Oxwich, St Illtyd Church
Oxwich, St Illtyd Church
A medieval church with battlemented tower and painted chancel ceiling, said to mark the site of the original cell of St Illtyd.

St Illtyd himself is said to have brought the font of Sutton stone to Oxwich. A Norman church was later built on the site of the saint's cell, with the tiny chancel - where the high altar stands - over the cell itself. The chancel arch is Norman and the nave itself and the west tower are 14th century.

Entry is through the west door of the tower, and inside the door is a pair of gravestones against the wall. One is the coffin of William de la Lake, rector in 1320. The stone was found used as a slab inside the inner door. The other slab is 14th-15th century and was found face down in the nave. It is inscribed 'Hugh, formerly the pious rector of Saint Illtyd's Church, lies here'. 

Set under a niche in the north wall is the effigy of a medieval knight and his lady, thought to be members of the De la Mere family, though their exact identities are unknown. The De la Mere's owned Oxwich Castle, and the couple may be a lord and lady who tragically drowned in Oxwich Bay in the early 14th century. The costumes suggest a later date, however, so perhaps they represent Sir John Penres and Margaret Fleming, holders of the manor in the 15th century.

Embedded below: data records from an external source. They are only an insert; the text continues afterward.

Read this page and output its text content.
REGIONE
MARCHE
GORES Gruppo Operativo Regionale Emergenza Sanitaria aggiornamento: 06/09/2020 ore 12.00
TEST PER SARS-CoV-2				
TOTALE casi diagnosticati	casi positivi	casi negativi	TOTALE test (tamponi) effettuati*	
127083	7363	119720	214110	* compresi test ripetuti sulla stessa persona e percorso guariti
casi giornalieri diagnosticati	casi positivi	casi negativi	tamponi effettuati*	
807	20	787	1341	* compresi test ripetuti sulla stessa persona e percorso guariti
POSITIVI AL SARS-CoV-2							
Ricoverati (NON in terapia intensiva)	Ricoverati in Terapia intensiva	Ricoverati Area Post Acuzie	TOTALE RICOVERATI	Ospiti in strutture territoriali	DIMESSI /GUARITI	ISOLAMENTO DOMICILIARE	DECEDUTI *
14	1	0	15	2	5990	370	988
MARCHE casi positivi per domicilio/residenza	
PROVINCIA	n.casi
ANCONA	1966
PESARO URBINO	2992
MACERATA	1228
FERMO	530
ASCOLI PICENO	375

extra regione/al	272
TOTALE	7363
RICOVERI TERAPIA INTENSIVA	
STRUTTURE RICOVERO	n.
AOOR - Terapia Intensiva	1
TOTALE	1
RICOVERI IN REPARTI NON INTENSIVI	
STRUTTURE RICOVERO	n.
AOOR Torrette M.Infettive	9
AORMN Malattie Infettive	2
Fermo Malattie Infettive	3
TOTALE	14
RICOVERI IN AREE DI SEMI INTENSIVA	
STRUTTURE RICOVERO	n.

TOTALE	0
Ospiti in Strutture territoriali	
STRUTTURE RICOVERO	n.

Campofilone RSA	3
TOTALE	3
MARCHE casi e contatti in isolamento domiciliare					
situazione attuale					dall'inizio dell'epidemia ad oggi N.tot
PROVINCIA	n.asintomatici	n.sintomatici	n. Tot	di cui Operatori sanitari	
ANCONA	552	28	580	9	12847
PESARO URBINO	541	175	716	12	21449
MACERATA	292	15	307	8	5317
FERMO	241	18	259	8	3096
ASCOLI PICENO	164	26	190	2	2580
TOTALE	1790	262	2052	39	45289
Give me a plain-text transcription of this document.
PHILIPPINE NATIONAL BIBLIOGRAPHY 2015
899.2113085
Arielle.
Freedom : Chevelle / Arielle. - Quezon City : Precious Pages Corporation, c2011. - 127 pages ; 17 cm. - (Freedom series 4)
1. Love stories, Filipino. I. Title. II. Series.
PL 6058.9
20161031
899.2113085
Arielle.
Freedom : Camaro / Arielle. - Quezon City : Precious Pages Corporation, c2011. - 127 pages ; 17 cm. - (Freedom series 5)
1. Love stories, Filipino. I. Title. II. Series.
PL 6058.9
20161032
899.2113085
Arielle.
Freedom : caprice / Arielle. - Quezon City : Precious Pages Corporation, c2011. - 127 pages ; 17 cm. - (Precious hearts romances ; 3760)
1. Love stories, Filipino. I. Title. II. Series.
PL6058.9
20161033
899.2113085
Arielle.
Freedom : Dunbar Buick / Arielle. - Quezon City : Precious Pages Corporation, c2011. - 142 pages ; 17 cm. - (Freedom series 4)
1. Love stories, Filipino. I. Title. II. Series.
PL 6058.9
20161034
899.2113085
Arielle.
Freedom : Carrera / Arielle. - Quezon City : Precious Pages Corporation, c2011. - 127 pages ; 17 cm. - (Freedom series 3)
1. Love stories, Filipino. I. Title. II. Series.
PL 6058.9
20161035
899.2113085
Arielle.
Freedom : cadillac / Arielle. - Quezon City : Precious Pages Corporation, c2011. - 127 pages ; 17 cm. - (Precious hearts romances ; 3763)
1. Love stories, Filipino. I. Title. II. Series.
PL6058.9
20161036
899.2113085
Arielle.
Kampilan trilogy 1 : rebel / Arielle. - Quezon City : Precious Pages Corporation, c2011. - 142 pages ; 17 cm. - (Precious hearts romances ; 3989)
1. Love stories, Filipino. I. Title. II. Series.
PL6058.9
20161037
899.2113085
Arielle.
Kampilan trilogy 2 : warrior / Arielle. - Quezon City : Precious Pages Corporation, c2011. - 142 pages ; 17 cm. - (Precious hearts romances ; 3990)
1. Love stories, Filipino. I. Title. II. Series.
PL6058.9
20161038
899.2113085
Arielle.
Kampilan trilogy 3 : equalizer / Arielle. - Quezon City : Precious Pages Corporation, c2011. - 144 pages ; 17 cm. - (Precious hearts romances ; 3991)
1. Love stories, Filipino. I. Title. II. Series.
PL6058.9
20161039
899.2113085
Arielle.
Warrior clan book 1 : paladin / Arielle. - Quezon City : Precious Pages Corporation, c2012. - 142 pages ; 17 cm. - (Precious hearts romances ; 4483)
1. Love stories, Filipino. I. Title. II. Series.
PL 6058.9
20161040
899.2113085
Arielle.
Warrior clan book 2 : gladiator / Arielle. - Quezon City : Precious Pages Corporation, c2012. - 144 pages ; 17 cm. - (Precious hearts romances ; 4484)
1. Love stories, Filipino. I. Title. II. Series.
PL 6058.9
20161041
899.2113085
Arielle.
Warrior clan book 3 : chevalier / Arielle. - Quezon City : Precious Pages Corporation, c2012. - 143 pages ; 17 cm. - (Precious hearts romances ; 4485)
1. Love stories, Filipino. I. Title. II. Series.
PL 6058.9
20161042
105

In the churchyard is dried up well traditionally held to be haunted. A ghostly 'water horse', or ceffyi dwr, was said to appear in the churchyard then vanish mysteriously in the well. At the rear of the churchyard is the poignant grave of a Royal Navy sailor whose body washed ashore during the First World War. He was never identified, and the gravestone inscription merely says, 'Known unto God'.

The church key can be obtained from the rector if you wish to visit the church.